Current subgrouping of Irritable Bowel Syndrome (IBS) is exclusively based on stool consistency without considering other relevant gastrointestinal (GI), extraintestinal somatic or psychological features.

Aim:

To identify subgroups based on a comprehensive set of IBS-related parameters.

Methods:

Mixture model analysis was used, with the following input variables: 13 single-item scores from the IBS-specific Gastrointestinal Symptom Rating Scale, average stool consistency and frequency from a 7-day Bristol Stool Form diary, 12 single-item extraintestinal symptom scores from the Patient Health Questionnaire-12, and anxiety and depression subscale scores from the Hospital Anxiety and Depression scale.

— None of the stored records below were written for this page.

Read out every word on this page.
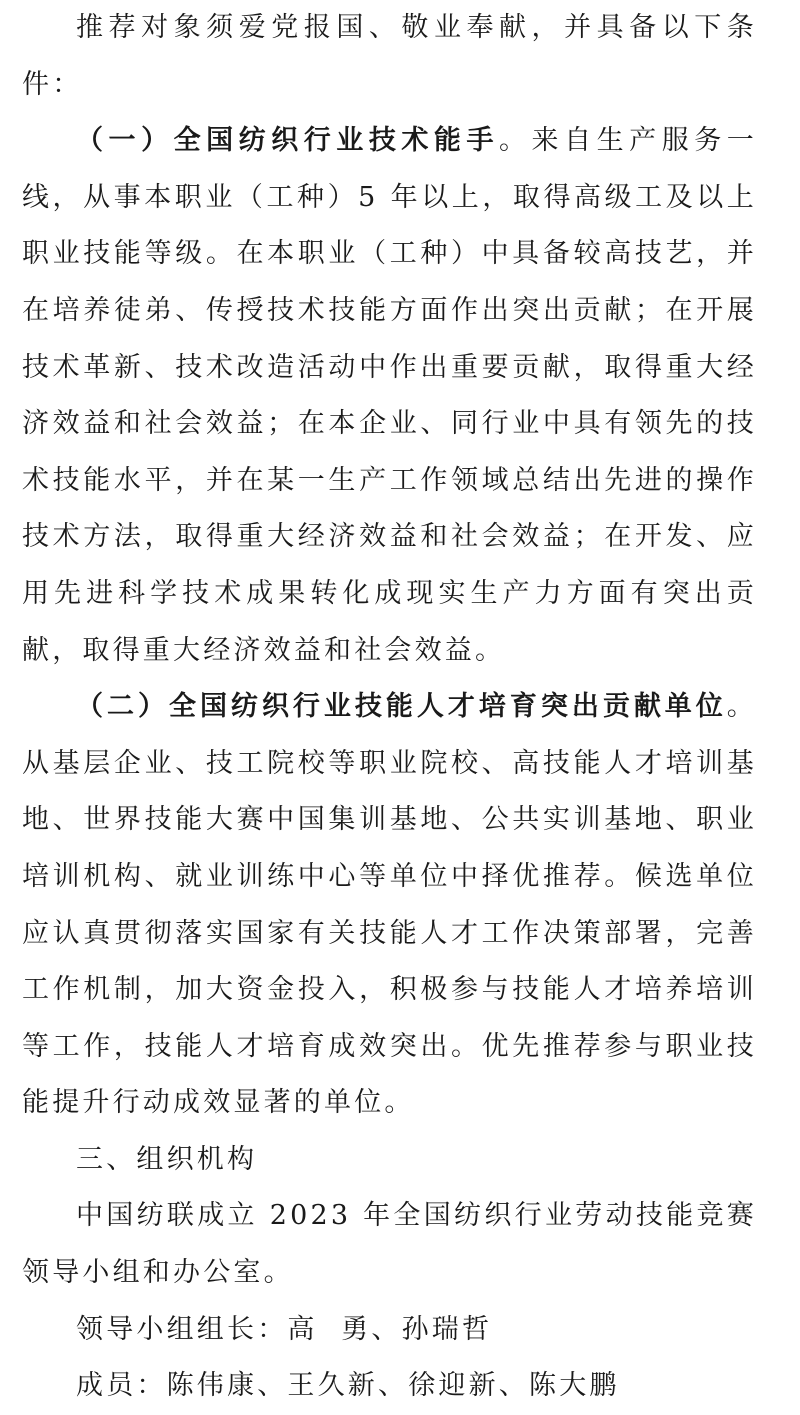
推荐对象须爱党报国、敬业奉献，并具备以下条件：

（一）全国纺织行业技术能手。来自生产服务一线，从事本职业（工种）5 年以上，取得高级工及以上职业技能等级。在本职业（工种）中具备较高技艺，并在培养徒弟、传授技术技能方面作出突出贡献；在开展技术革新、技术改造活动中作出重要贡献，取得重大经济效益和社会效益；在本企业、同行业中具有领先的技术技能水平，并在某一生产工作领域总结出先进的操作技术方法，取得重大经济效益和社会效益；在开发、应用先进科学技术成果转化成现实生产力方面有突出贡献，取得重大经济效益和社会效益。

（二）全国纺织行业技能人才培育突出贡献单位。从基层企业、技工院校等职业院校、高技能人才培训基地、世界技能大赛中国集训基地、公共实训基地、职业培训机构、就业训练中心等单位中择优推荐。候选单位应认真贯彻落实国家有关技能人才工作决策部署，完善工作机制，加大资金投入，积极参与技能人才培养培训等工作，技能人才培育成效突出。优先推荐参与职业技能提升行动成效显著的单位。

三、组织机构

中国纺联成立 2023 年全国纺织行业劳动技能竞赛领导小组和办公室。

领导小组组长：高  勇、孙瑞哲

成员：陈伟康、王久新、徐迎新、陈大鹏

The resulting latent subgroups were compared regarding symptom profiles using analysis of variance followed by pair-wise comparisons.

Results:

One hundred and seventy-two IBS patients (Rome III; 69% female; mean age 33.7 [range 18–60] years) were included. The optimal subgrouping showed six latent groups, characterised by: (I) constipation with low comorbidities, (II) constipation with high comorbidities, (III) diarrhoea with low comorbidities, (IV) diarrhoea and pain with high comorbidities, (V) mixed GI symptoms with high comorbidities, (VI) a mix of symptoms with overall mild severity. The subgroups showed differences in the distribution of Rome III-subtypes, IBS severity, presence of anxiety and depression, and gender, but not regarding age, IBS duration or reported post-infectious onset of IBS.

Conclusions:

This model-based subgrouping of IBS partly supports the distinction of subgroups based on bowel habits, but additionally distinguishes subgroups with or without co-morbid extraintestinal somatic and psychological symptoms. The resulting groups show specific profiles of symptom combinations.